Figure 1.

Platelets’ central role in hemostasis. Under resting conditions, platelets circulate in the vessel and are kept in a quiescent state by unaltered endothelial cells that express CD31 (i.e., Platelet endothelial cell adhesion molecule-1, PECAM-1) and CD141 (i.e., thrombomodulin) and secrete prostacyclin (PGI2) and nitric oxide (NO). PGI2 and NO induce the platelet production and intracellular accumulation of cyclic AMP (cAMP) and cyclic GMP (cGMP), respectively, which are both involved in platelet inhibition. Upon vascular disruption and the exposure of the underlying extracellular matrix, platelets bind to unfolded von Willebrand factor (vWF) via their glycoprotein Ib-V-IX (GPIb-V-IX) complex. This initial adhesion is then stabilized by the direct interaction between collagen and platelet GPVI or GPIaIIa. Platelet adhesion can also be stabilized indirectly through the action of the vWF bound to collagen, which is then sensed by the GPIb-V-IX complex.
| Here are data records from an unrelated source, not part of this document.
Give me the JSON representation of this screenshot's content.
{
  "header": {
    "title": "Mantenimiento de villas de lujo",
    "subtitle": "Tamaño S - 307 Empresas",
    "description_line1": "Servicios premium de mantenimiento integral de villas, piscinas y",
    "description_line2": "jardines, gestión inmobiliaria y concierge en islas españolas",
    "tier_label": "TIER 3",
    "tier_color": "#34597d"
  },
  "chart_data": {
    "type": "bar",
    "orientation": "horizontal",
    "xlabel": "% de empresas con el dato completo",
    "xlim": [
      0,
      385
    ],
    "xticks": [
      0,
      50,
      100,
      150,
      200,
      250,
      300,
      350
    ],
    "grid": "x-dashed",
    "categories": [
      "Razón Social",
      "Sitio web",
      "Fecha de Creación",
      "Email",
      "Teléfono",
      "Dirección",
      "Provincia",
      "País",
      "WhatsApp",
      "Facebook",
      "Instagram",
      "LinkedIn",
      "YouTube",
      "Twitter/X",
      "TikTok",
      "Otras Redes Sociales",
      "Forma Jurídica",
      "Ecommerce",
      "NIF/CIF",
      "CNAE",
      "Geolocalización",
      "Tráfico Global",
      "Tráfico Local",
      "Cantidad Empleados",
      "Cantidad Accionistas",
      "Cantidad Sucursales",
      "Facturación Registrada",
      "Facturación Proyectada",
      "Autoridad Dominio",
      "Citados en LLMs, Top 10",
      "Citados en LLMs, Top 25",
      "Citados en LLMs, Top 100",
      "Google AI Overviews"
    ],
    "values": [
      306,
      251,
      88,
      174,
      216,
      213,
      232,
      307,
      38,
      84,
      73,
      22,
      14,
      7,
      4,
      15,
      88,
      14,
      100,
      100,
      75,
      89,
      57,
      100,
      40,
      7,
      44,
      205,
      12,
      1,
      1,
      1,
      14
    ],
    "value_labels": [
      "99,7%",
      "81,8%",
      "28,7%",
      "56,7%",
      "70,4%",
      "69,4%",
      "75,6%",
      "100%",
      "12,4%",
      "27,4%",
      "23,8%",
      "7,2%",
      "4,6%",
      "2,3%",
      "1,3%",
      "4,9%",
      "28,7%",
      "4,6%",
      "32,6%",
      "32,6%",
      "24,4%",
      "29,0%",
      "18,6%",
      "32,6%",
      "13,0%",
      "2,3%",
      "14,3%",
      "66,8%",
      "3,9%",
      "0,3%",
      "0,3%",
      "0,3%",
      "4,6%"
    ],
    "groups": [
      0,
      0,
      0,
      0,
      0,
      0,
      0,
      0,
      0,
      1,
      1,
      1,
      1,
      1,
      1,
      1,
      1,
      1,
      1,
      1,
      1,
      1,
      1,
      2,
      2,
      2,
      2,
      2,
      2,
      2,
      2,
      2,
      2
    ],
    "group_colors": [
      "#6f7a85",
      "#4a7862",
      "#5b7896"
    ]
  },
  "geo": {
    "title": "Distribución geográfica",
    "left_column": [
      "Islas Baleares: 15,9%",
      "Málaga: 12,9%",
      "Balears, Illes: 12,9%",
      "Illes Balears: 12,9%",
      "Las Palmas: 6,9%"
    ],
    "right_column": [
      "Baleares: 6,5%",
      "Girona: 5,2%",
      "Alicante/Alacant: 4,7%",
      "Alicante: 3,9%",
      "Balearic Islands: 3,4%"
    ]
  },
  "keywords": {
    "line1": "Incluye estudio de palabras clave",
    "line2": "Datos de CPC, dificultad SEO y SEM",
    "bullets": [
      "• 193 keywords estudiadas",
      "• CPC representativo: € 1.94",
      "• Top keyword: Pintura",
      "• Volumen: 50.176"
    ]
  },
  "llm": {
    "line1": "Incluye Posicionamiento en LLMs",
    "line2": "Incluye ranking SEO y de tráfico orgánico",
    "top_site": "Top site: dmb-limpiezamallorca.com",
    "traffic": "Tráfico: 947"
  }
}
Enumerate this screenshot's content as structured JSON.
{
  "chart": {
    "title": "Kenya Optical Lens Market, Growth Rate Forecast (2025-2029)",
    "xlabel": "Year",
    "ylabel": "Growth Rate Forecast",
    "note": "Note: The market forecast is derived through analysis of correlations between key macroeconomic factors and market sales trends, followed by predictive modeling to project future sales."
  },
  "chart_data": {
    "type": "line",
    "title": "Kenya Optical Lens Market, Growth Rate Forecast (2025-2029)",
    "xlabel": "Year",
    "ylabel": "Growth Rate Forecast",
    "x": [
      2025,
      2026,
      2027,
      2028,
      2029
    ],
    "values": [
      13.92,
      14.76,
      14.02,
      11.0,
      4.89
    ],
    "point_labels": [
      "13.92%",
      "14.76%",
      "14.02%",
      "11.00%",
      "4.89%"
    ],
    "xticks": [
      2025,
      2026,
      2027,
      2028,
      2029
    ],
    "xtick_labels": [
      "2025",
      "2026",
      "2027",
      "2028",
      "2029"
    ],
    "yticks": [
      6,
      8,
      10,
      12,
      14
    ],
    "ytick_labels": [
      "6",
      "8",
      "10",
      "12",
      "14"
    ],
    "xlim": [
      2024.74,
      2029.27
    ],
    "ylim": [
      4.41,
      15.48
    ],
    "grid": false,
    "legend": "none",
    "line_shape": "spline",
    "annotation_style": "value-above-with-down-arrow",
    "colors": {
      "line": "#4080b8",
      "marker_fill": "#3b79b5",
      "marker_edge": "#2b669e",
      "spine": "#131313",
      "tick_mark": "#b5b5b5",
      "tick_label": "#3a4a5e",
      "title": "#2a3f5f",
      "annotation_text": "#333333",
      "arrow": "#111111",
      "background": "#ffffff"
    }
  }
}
Platelet adhesion then triggers multiple signaling pathways, resulting in platelet activation through the degranulation of numerous factors, including adenosine diphosphate (ADP), thromboxane A2 (TxA2) and serotonin (5-HT), through the P2Y12, TP and 5-HT2A receptors, respectively. Aside from degranulation, GPIIbIIIa undergoes a conformational change to its active form and binds to fibrinogen. The platelet secretion of hemostatic factors and their binding to fibrinogen fuel the autocrine activation loop of platelets, leading to aggregation and coagulation processes.